We review allegations of UCI de novo. United States v. Wallace, 39 M.J. 284, 286 (C.M.A. 1994). Article 37(a), UCMJ, 10 U.S.C. § 837(a), states in part: “No person subject to this chapter may attempt to coerce or, by any unauthorized means, influence the action of a court-martial or any other military tribunal or any member thereof, in reaching the findings or sentence in any case . . . .” The appellant has the initial burden of raising UCI. United States v. Stombaugh, 40 M.J. 208, 213 (C.M.A. 1994). Once the issue of command influence is properly placed at issue, “no reviewing court may properly affirm findings and sentence unless [the court] is persuaded beyond a reasonable doubt that the findings and sentence have not been affected by the command influence.” United States v. Thomas, 22 M.J. 388, 394 (C.M.A. 1986). At the appellate level, we evaluate UCI in the context of a completed trial using the following factors: “[T]he defense must (1) show facts which, if true, constitute [UCI]; (2) show that the proceedings were unfair; and (3) show that [UCI] was the cause of the unfairness.” United States v. Biagase, 50 M.J. 143, 150 (C.A.A.F. 1999) (citing Stombaugh, 40 M.J. at 213); see also United States v. Simpson, 58 M.J. 368, 374 (C.A.A.F. 2003); United States v. Reynolds, 40 M.J. 198, 202 (C.M.A. 1994).

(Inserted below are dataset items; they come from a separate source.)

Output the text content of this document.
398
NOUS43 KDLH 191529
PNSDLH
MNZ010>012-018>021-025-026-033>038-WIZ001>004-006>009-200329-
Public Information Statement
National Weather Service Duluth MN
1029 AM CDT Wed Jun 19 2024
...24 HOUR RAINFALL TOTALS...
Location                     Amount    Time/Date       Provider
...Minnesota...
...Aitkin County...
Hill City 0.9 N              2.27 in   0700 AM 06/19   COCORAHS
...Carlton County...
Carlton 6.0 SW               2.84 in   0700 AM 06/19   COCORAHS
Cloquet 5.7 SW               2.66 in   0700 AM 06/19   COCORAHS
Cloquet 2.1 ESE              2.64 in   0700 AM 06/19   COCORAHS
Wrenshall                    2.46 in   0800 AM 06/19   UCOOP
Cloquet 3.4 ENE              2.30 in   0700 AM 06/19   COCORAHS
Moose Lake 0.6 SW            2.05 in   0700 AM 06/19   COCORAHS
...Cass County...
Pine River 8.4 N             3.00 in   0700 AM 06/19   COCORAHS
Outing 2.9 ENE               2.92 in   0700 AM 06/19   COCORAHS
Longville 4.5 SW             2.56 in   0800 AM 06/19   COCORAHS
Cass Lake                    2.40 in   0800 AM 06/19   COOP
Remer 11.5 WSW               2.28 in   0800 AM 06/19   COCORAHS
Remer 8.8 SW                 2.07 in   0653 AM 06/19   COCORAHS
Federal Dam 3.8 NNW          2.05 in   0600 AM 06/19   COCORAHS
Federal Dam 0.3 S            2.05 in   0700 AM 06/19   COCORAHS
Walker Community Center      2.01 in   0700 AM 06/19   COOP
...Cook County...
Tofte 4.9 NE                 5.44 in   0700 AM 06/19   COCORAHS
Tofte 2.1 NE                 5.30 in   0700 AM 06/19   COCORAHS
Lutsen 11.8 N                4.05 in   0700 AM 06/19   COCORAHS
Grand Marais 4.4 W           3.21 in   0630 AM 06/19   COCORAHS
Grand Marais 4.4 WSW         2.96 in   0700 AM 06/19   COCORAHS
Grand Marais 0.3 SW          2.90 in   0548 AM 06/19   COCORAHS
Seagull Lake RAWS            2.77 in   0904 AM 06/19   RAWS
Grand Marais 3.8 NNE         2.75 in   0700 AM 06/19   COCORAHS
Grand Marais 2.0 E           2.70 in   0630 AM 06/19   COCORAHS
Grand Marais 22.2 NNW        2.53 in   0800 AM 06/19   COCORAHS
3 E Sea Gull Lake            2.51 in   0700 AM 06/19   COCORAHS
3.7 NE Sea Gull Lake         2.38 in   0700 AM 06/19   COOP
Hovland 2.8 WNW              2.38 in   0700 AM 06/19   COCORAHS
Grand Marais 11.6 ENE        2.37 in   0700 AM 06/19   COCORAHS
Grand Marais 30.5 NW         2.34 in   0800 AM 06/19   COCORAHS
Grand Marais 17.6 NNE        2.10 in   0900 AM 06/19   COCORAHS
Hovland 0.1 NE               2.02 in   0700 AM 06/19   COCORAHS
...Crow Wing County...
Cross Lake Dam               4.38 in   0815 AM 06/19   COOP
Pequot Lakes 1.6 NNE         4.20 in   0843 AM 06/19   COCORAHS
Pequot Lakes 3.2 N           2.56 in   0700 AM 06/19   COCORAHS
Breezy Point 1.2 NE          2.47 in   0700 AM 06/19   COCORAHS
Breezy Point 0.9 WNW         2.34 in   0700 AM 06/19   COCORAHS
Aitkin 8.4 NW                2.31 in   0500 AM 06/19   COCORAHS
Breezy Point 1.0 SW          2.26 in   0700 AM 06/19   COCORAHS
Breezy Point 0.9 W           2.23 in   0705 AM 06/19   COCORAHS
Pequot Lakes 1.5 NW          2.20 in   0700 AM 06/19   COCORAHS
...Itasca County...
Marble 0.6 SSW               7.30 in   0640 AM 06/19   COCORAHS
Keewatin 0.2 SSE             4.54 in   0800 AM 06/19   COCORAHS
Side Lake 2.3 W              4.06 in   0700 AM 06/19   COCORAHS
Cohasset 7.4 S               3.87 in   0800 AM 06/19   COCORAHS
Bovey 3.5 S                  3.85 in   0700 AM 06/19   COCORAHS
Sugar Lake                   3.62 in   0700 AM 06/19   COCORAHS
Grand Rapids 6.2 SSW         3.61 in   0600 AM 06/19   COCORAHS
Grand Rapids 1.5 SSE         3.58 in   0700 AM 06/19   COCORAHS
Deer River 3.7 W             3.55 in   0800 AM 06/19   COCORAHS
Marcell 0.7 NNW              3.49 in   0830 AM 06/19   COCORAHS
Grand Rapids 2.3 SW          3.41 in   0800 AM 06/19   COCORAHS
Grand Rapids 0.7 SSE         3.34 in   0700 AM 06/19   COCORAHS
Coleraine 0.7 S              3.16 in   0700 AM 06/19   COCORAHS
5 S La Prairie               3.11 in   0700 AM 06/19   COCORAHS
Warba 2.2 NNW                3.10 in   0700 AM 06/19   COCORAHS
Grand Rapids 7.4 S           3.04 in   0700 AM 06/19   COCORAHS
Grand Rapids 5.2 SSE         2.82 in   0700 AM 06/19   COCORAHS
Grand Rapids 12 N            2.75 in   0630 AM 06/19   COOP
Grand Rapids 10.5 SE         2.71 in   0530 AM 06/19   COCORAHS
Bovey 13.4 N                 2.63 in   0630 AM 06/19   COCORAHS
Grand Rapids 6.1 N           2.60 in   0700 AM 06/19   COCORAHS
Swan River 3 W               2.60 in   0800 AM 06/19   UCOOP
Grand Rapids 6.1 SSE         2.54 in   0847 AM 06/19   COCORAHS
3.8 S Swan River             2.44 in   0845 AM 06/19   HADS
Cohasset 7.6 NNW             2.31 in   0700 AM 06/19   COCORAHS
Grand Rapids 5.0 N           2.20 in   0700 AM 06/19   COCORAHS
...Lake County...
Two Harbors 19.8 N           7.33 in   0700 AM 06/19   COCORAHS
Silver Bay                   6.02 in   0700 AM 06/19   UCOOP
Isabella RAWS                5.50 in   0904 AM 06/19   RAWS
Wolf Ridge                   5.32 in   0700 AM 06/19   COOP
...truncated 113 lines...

3 ACM 38408 We reach the same conclusion as the military trial judge and deny the appellant any relief on this issue. We find the appellant has not met his burden of establishing facts that would constitute UCI. We do not see how the earlier statements of a prior commander who was no longer in that position can result in the UCI of a superior officer who made the decision to refer the charges. The CSAF’s statements were made after the decision to prefer and refer the charges and we do not see any nexus between those statements and the commander’s earlier decisions.